Hyperuricaemia—where nephrology meets rheumatology

Z Avram, E Krishnan
Rheumatology 2008, 47 (7): 960-4
Rheumatologists care for patients with gouty arthritis, a condition caused by chronic and uncontrolled hyperuricaemia. Hyperuricaemia, gout and renal dysfunction are often bedfellows, raising the possibility of the former causing the latter. We sought the answer to the question 'Among patients with normal measures of glomerular filtration, does hyperuricaemia predict future renal disease'? We identified prospective cohort studies evaluating the relationship between serum uric acid and chronic kidney function from the past 20 yrs, through MEDLINE, Cochrane Library and EMBASE searches and bibliography cross-referencing.
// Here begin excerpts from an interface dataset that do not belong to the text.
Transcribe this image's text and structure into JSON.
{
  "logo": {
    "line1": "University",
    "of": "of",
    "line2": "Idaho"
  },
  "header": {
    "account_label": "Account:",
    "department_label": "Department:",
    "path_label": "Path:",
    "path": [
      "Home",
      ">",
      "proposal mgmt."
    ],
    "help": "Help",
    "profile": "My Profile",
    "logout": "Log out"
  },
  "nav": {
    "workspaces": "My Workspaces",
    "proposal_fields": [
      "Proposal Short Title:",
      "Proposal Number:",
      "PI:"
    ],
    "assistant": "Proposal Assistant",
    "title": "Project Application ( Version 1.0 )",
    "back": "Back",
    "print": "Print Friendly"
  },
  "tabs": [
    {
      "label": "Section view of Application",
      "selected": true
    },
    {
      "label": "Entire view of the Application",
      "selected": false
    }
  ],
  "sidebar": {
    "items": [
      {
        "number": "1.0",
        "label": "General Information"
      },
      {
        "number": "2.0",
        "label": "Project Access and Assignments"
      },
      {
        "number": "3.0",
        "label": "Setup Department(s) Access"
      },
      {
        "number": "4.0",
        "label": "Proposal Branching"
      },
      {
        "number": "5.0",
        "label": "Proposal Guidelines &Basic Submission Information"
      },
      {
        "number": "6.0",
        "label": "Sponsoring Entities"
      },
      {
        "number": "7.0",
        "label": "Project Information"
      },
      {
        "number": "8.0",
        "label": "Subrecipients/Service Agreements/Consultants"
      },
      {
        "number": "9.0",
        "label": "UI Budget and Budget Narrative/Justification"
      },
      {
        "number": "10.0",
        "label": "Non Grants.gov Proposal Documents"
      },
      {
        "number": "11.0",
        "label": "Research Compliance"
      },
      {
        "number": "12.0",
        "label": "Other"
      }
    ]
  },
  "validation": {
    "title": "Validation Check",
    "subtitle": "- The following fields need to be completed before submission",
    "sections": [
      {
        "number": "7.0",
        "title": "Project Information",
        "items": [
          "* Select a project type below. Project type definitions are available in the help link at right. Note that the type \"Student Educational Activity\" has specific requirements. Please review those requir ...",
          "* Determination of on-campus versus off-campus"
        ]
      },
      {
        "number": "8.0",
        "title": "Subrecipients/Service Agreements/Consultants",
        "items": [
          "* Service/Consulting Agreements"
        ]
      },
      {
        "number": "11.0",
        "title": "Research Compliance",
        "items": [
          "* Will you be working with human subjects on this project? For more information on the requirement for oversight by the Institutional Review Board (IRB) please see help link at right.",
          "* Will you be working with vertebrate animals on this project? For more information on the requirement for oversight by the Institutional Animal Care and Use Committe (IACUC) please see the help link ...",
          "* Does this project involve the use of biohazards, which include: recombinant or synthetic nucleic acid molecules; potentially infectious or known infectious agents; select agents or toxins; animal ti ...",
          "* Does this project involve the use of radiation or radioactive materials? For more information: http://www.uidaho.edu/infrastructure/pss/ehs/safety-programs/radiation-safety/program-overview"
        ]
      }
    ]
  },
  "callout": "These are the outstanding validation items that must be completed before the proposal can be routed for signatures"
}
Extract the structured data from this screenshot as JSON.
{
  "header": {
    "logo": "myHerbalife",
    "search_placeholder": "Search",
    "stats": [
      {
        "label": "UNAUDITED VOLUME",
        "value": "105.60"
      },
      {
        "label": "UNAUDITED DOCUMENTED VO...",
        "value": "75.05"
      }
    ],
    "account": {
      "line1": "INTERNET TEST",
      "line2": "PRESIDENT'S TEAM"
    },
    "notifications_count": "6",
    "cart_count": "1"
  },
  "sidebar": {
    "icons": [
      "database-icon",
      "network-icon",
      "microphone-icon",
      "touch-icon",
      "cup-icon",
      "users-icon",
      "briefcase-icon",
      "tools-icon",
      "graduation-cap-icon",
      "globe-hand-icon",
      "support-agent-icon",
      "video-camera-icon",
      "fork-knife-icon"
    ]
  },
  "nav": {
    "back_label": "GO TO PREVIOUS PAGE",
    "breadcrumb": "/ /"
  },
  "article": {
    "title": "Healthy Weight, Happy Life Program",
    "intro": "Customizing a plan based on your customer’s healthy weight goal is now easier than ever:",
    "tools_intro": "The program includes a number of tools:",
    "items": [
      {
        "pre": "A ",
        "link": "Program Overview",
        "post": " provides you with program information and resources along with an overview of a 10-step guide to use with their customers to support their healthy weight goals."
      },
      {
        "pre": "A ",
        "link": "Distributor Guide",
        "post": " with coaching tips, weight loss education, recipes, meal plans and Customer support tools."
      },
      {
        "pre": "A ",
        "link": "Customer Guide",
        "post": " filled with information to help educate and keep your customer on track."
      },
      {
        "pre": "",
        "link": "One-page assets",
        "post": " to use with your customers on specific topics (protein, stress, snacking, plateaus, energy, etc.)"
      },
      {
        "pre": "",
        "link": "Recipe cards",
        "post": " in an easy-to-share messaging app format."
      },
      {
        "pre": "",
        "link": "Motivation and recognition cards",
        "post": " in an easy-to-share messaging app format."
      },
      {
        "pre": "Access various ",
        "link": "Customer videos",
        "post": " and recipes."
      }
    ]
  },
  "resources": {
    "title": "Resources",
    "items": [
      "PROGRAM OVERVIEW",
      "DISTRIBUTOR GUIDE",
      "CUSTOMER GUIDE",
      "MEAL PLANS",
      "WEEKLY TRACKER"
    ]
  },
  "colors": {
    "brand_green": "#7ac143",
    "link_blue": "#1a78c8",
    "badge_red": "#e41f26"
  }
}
Nine cohort studies that met the selection criteria were found. Because of the extreme heterogeneity, a statistical meta-analysis was not performed. Most (eight out of nine) studies found an independent risk factor for deterioration of kidney function. Nearly all published prospective studies support the role of hyperuricaemia as an independent risk factor for renal dysfunction. In the absence of large randomized controlled trials of uric acid reduction, it remains uncertain if this relation is causal or merely an epiphenomenon. Regardless, our review suggests that hyperuricaemia is a useful, inexpensively measured, widely available and useful early marker for chronic kidney disease.